子どもの身体機能の未熟さ
乳児や子どもは大人と、大きさのみでなく、生化学的・生理学的機能の発達でも差があります。
急速な身体的精神的成長が子どもの特徴です。器官のあるものは十分発達していないのために化学物質による障害に弱い可能性があります。
子どもは、化学物質を吸収・代謝・排泄しますが、大人とは異なります。
胎児特有の敏感さ
胎児は環境毒物に特に敏感です。
化学物質は妊娠中に被曝した女性には影響を与えなくとも、胎児に影響することがあります。
このことは睡眠薬として使われたサリドマイドによる先天性障害の事例でも明らかです。
乳児や子どもの急速な成長
生後1~6ヶ月の間に乳児の体重は急速に増え、体重が倍になり、1才の誕生日には誕生時の体重の3倍になります。

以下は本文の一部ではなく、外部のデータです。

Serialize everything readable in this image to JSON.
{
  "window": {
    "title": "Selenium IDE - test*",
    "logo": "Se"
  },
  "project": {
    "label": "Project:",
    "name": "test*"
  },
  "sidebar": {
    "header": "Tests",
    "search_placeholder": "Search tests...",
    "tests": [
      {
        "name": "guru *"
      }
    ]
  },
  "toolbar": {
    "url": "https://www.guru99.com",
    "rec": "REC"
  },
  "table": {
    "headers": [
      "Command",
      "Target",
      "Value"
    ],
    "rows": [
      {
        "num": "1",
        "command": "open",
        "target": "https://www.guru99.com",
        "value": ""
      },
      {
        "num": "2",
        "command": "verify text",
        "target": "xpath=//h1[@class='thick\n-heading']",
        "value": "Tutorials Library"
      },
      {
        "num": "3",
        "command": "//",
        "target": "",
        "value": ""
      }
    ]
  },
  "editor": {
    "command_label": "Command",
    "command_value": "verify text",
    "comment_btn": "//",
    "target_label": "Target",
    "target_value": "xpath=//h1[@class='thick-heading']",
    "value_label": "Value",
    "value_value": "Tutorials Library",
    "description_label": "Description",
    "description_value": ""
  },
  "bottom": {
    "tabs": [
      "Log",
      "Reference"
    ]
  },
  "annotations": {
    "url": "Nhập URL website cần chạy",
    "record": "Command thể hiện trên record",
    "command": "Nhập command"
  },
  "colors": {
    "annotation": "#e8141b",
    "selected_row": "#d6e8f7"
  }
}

中枢神経系(脳)や免疫系(胸腺)の成長は生後6ヶ月頃に最も急速に進みます。
6才の子どもの体重は成人の30%にすぎませんが、子どもの胸腺はほぼ大人と同じ大きさで、脳の大きさは大人の約80%になります。
化学物質の吸収や排泄が異なります
乳児と子どもの化学物質の吸収や代謝・排泄の経路は成人とは異なります。
化学物質の吸収率が高く、排泄が少ないために、子どもたちは成人より化学物質に敏感なことやその逆のこともあります。
子どもは取り込んだ鉛の約50%を吸収しますが、成人はわずか10~15%しか吸収しません。
腎臓は体からほとんどの化学物質を排泄する主な器官ですが、誕生時、乳児の腎臓の濾過率は成人のごく一部でしかなく、1才になって大人の濾過率になります。
子どもは環境汚染物質を保持しやすい
乳児と子どもはある種の環境汚染物質を多量に体内に保ち続けます。
多環式芳香族炭化水素によるDNA障害について、ポーランドの新生児とその母親について、研究者が調べました。
子宮内で多環式芳香族炭化水素に被曝した新生児では、胎児の被曝量は母親の1/10と推定されましたが、DNA障害は母親のレベルに匹敵していました。
同様に、幼い子ども(2才以下)の尿中の多環式芳香族炭化水素の被曝指標のレベルは母親より高いことが知られています。
アメリカのセントローレンス川の汚染源下流の居留地に住むモホーク族のPCBレベルを調べました。
川で捕まえた魚を食べた女性の母乳と尿中にPCBが検出されました。
母乳を飲んでいた乳児の尿中のPCB濃度は、母親の尿中の濃度より10倍も高いことが報告されています。
子どもは大人より長く生きます
子どもは大人より将来長く生きていきます。
そのため、人生の早い時期に化学物質によって引き金を引かれると、慢性病が発病するまでに十分な時間があります。
化学物質によって引き起こされる多くの病気は発病まで数十年が必要です。
発癌物質や毒物は、子ども時代初期の被曝は後の時期よりも影響を与えやすいと考えられています。このことは農薬などで証明されています。
子どもには不明なことが多い
子どもと乳児に対する被曝の影響についてはほとんど知られていません。
弱い決定的な時期はあるのだろうか?子ども特有の感受性とは何だろうか?あらゆる環境中の害に対する子どもと大人の差や、毒物の種類による差(たとえば、神経毒は発達中の神経系により大きな影響を与える可能性)はどのようなものでしょうか?
これらのことは今後研究する必要があります。